Industry divided on commissioner
Fund managers are divided over whether they should help the Government fund the Office of the Retirement Commissioner.
When the office was established, it was jointly funded by the Government and fund managers, with 10 managers paying $100,000 each annually. However, no managers are now funding the office.
Finance minister Michael Cullen says the issue of the office's funding is "a real problem" between the Government and the industry.
His view is that the funding arrangements for the office should be a partnership between industry and Government, however the industry isn't too keen on the idea.
BT Funds Management chief executive Craig Stobo says BT withdrew its sponsorship as "economically it didn't stack up".
While he thinks a partnership between industry and government is a laudable idea, he doesn't think there is sufficient private benefit for a firm like BT.
He reasons that BT, which promotes unit trusts, is a niche player against the backdrop of the ORC's broad savings message.

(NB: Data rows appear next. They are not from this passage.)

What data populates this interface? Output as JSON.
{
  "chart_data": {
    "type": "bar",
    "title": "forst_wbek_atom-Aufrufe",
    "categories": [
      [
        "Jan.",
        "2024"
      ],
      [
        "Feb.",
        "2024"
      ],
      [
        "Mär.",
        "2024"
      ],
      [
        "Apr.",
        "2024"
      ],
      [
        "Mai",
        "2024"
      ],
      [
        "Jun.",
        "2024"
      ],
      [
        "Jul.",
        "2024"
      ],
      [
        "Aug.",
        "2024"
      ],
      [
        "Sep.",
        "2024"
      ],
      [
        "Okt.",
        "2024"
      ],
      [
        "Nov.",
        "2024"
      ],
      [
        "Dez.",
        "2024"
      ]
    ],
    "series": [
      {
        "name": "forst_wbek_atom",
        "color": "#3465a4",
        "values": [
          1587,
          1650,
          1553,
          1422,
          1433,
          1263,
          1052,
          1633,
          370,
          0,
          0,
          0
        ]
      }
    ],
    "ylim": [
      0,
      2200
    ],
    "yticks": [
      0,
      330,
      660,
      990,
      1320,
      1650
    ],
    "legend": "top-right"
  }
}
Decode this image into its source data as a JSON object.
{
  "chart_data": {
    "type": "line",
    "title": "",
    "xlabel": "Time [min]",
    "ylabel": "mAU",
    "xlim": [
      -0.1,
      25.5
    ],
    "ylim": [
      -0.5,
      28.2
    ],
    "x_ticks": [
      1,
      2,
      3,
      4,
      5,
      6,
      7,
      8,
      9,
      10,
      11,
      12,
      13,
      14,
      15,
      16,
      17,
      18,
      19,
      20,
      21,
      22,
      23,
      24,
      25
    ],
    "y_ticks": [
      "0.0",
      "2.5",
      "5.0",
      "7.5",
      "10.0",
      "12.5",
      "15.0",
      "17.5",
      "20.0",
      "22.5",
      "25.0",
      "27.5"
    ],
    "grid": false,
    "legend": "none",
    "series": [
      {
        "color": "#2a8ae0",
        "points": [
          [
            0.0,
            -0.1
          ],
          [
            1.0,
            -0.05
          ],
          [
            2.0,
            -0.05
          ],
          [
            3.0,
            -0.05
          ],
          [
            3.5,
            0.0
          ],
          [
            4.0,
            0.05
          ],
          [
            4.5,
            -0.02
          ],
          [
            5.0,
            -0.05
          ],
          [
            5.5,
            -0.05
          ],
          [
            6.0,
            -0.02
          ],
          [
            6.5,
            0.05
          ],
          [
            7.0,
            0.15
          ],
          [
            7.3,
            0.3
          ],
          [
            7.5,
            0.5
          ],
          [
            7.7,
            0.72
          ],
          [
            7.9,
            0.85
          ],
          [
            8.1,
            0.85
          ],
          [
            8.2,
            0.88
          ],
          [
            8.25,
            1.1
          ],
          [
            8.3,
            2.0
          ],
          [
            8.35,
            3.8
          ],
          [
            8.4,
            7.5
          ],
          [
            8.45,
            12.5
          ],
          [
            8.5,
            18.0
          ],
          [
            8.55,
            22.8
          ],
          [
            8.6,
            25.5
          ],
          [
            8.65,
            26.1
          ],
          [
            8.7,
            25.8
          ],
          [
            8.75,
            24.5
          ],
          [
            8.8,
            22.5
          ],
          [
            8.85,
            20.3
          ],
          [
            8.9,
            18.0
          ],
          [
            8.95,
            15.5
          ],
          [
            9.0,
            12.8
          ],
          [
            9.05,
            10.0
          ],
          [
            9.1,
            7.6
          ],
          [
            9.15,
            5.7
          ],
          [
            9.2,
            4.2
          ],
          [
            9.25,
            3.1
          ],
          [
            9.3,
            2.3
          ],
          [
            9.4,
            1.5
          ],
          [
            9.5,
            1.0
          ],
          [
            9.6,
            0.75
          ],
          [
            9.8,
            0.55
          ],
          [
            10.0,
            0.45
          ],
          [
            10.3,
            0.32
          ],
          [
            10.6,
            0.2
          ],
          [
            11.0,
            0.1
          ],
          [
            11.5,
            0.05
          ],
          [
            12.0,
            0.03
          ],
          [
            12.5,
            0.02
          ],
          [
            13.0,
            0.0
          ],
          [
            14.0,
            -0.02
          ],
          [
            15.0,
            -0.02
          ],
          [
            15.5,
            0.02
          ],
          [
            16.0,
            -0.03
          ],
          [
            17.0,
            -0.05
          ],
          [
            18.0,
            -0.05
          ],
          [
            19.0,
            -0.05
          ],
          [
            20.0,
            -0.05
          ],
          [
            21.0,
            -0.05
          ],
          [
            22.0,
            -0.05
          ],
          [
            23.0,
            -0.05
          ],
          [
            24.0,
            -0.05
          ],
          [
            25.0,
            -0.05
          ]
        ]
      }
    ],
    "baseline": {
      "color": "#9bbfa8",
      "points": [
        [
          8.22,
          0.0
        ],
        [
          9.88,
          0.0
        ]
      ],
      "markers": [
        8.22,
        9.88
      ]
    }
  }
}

Stobo says he would like to see public policy changes that help the industry and put the various products on equal footing. Some possible changes include capital gains tax and "much lower taxes all around."
"We wouldn't have to have a Retirement Commissioner if the savings environment was tax neutral," he says.
Likewise Armstrong Jones boss and Investment Savings and Insurance (ISI) chairman Paul Fyfe isn't in favour of the private sector funding the office. (AJ has never funded the office, instead it has put money into its own educational material such as itsFinancial Passagesbook).
Fyfe says the ISI has made it clear to the finance minister that it considers the ORC should be fully funded by the Government.
He argues it's very hard for all the industry to get behind the ORC when the office is being supported by a firm's competitors.
AXA chief executive Ross McEwan takes a contrary view. He says the two reasons AXA stopped sponsoring the ORC was because not all industry players were helping to fund the office and the education campaign wasn't broad enough.
He says some fund managers were getting a "free ride" from their competitors who were fronting up with sponsorship dollars.
The other main concern was that the government wasn't doing enough.
"Not enough has been put behind (the ORC) from a government perspective."